California Gov. Gavin Newsom during a news conference in Oakland, California, on Wednesday. Photo: Stephen Lam/San Francisco Chronicle via Getty Images
California Democrats announced plans Wednesday to change the state's recall election rules, a day after Gov. Gavin Newsom defeated a Republican-backed effort to remove him.
Why it matters: The Democratic governor received 63.9% of the vote to stave off the challenge. State Democratic Assemblymember Marc Berman, who's helping lead the drive to overhaul the process, said in a statement that "a small minority of voters" shouldn't be able "to initiate a costly recall that wastes $276 million."

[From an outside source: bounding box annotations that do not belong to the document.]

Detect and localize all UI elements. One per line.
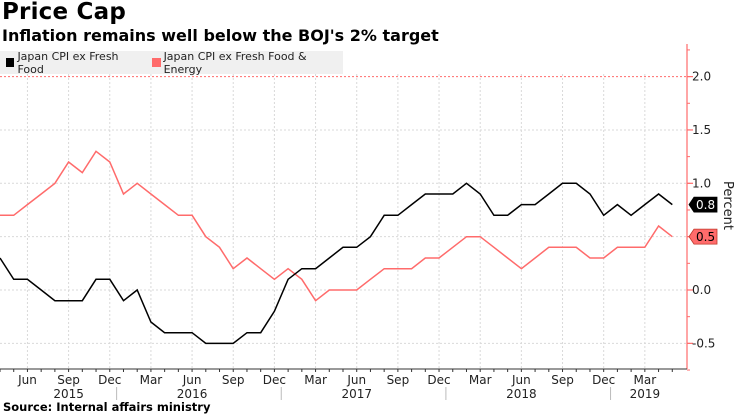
legend-label: Japan CPI ex Fresh Food (17, 49, 119, 76)
x-tick-label: Sep (387, 373, 410, 387)
x-year-label: 2019 (630, 387, 661, 401)
legend-swatch (152, 58, 161, 67)
x-tick-label: Dec (592, 373, 615, 387)
y-tick-label: 1.0 (692, 176, 711, 190)
y-tick-label: 1.5 (692, 123, 711, 137)
x-year-label: 2016 (177, 387, 208, 401)
source-note: Source: Internal affairs ministry (3, 400, 211, 414)
series-line-cpi-ex-fresh-food-energy (0, 150, 673, 302)
legend-label: Japan CPI ex Fresh Food & Energy (163, 49, 307, 76)
x-tick-label: Mar (304, 373, 327, 387)
y-tick-label: -0.5 (692, 336, 715, 350)
x-year-label: 2018 (506, 387, 537, 401)
x-tick-label: Jun (182, 373, 202, 387)
x-year-label: 2015 (53, 387, 84, 401)
x-tick-label: Mar (634, 373, 657, 387)
legend-item-cpi-ex-fresh-food-energy: Japan CPI ex Fresh Food & Energy (152, 50, 337, 76)
last-value-tag (688, 196, 718, 213)
chart-subtitle: Inflation remains well below the BOJ's 2… (2, 26, 439, 45)
y-tick-label: 2.0 (692, 70, 711, 84)
legend-item-cpi-ex-fresh-food: Japan CPI ex Fresh Food (6, 50, 140, 76)
last-value-label: 0.5 (696, 230, 715, 244)
x-tick-label: Mar (140, 373, 163, 387)
chart-title: Price Cap (2, 0, 126, 25)
x-tick-label: Dec (263, 373, 286, 387)
last-value-tag (688, 228, 718, 245)
x-tick-label: Jun (511, 373, 531, 387)
legend: Japan CPI ex Fresh Food Japan CPI ex Fre… (0, 50, 343, 76)
x-tick-label: Dec (427, 373, 450, 387)
x-tick-label: Sep (57, 373, 80, 387)
x-tick-label: Dec (98, 373, 121, 387)
x-tick-label: Jun (17, 373, 37, 387)
x-tick-label: Sep (551, 373, 574, 387)
series-line-cpi-ex-fresh-food (0, 182, 673, 345)
y-tick-label: 0.0 (692, 283, 711, 297)
x-tick-label: Jun (346, 373, 366, 387)
legend-swatch (6, 58, 15, 67)
x-tick-label: Sep (222, 373, 245, 387)
x-tick-label: Mar (469, 373, 492, 387)
y-axis-label: Percent (720, 181, 735, 230)
x-year-label: 2017 (341, 387, 372, 401)
last-value-label: 0.8 (696, 198, 715, 212)
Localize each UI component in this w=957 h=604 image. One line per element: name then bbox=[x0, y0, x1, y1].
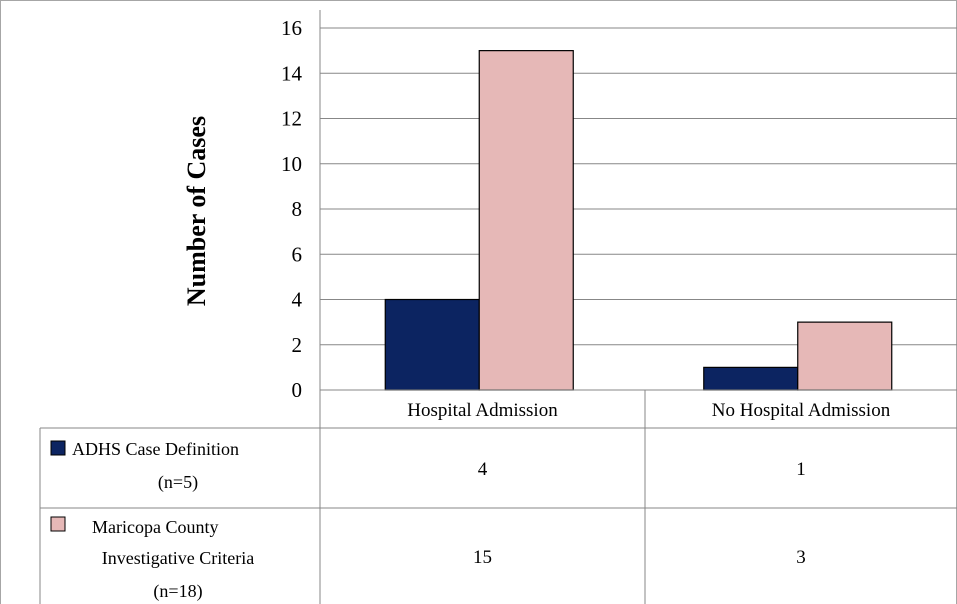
table-cell-value: 15 bbox=[473, 547, 492, 568]
legend-swatch bbox=[50, 516, 66, 532]
legend-entry: Maricopa County Investigative Criteria (n=… bbox=[50, 516, 254, 602]
legend-label: Investigative Criteria bbox=[102, 548, 254, 568]
y-tick-label: 6 bbox=[292, 242, 303, 266]
y-tick-label: 8 bbox=[292, 197, 303, 221]
y-tick-label: 2 bbox=[292, 333, 303, 357]
legend-label: Maricopa County bbox=[92, 517, 218, 537]
legend-label: (n=5) bbox=[158, 472, 198, 493]
y-tick-label: 12 bbox=[281, 107, 302, 131]
y-axis-title: Number of Cases bbox=[182, 116, 211, 306]
gridlines bbox=[320, 27, 957, 346]
y-tick-label: 14 bbox=[281, 61, 303, 85]
legend-label: ADHS Case Definition bbox=[72, 439, 239, 459]
legend-label: (n=18) bbox=[153, 581, 202, 602]
x-category-label: Hospital Admission bbox=[407, 400, 558, 421]
table-cell-value: 3 bbox=[796, 547, 806, 568]
y-tick-label: 16 bbox=[281, 16, 302, 40]
y-tick-label: 4 bbox=[292, 288, 303, 312]
legend-swatch bbox=[50, 440, 66, 456]
y-tick-label: 10 bbox=[281, 152, 302, 176]
data-table: Hospital Admission No Hospital Admission A… bbox=[39, 389, 957, 604]
bars bbox=[384, 50, 893, 391]
y-tick-label: 0 bbox=[292, 378, 303, 402]
bar bbox=[797, 321, 893, 391]
bar bbox=[478, 50, 574, 391]
bar bbox=[384, 298, 480, 391]
x-category-label: No Hospital Admission bbox=[712, 400, 891, 421]
legend-entry: ADHS Case Definition (n=5) bbox=[50, 439, 239, 493]
table-cell-value: 1 bbox=[796, 459, 806, 480]
axes: 0 2 4 6 8 10 12 14 16 bbox=[281, 10, 321, 604]
table-cell-value: 4 bbox=[478, 459, 488, 480]
bar bbox=[703, 366, 799, 391]
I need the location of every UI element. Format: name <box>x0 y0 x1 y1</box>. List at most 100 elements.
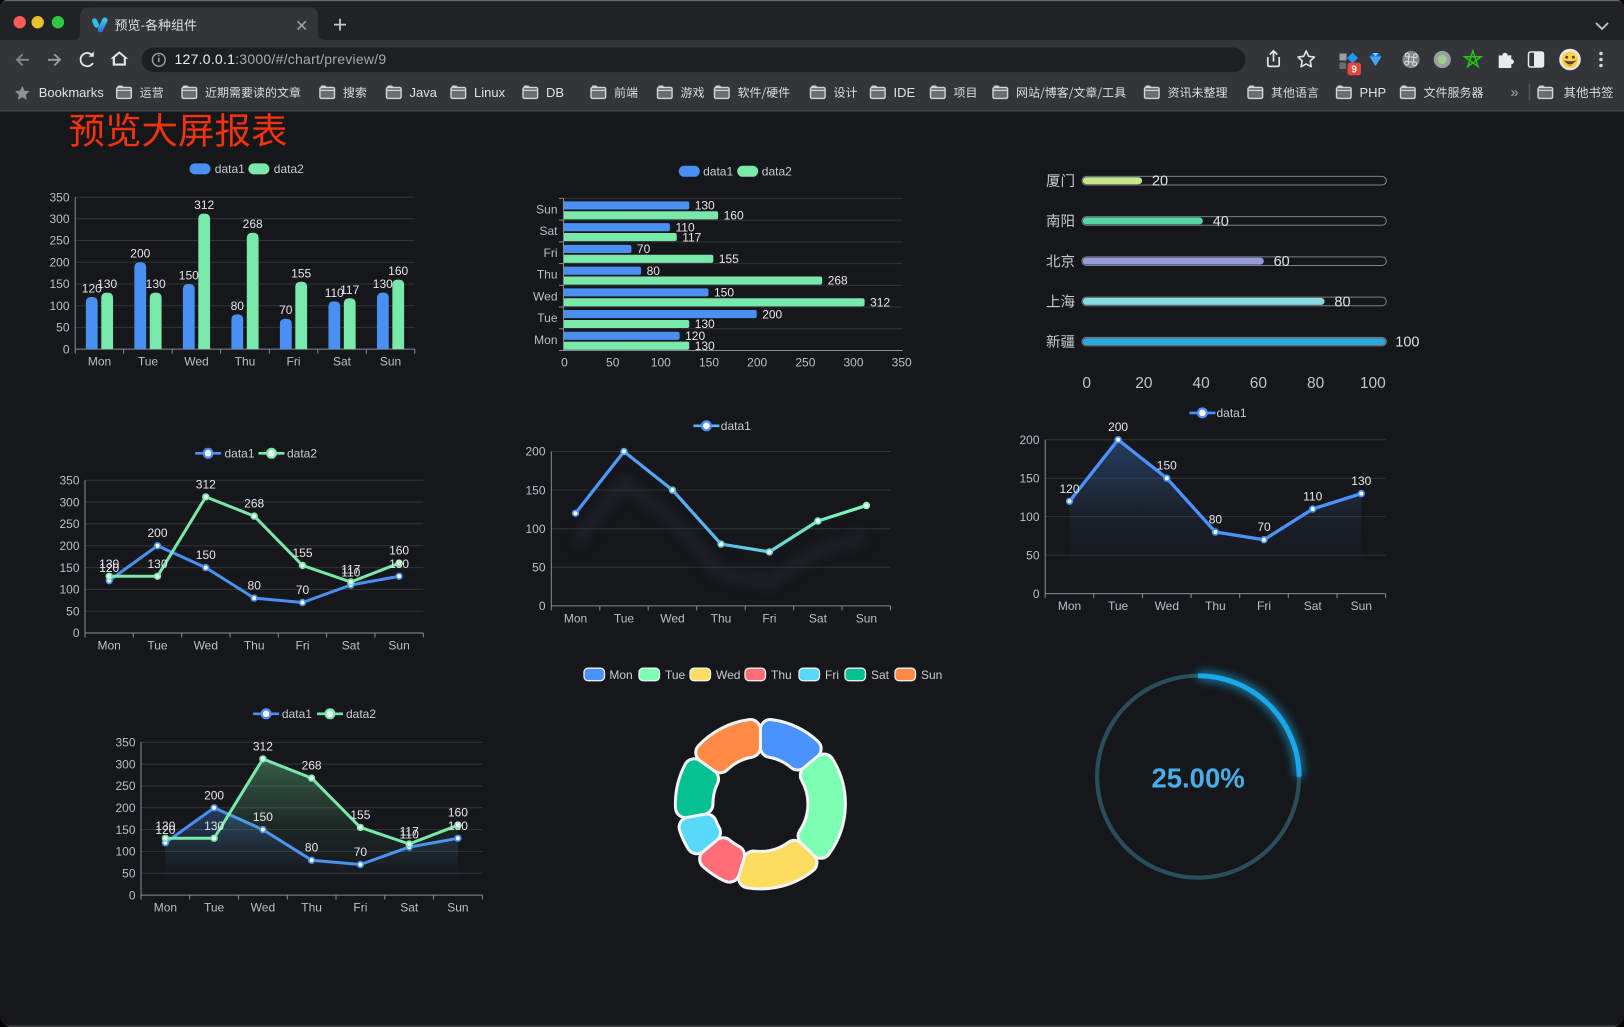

- The GOP-led campaign reached the current threshold of signatures to hold a recall, after garnering over 1,495,709 verified voters signatures — about 12% of all ballots cast in the last gubernatorial election.
The big picture: Berman said he and Sen. Steve Glazer, chair of the Senate Committee on Elections and Constitutional Amendments, had begun efforts to "reform our undemocratic recall process."
- This would involve holding bipartisan hearings in the coming months before making changes that would need the amendment of California's constitution.
The other side: California Republican strategist Mike Madrid criticized the move, arguing that "throwing out a powerful tool to protect democracy for purely partisan aims is misguided and dangerous," per Reuters.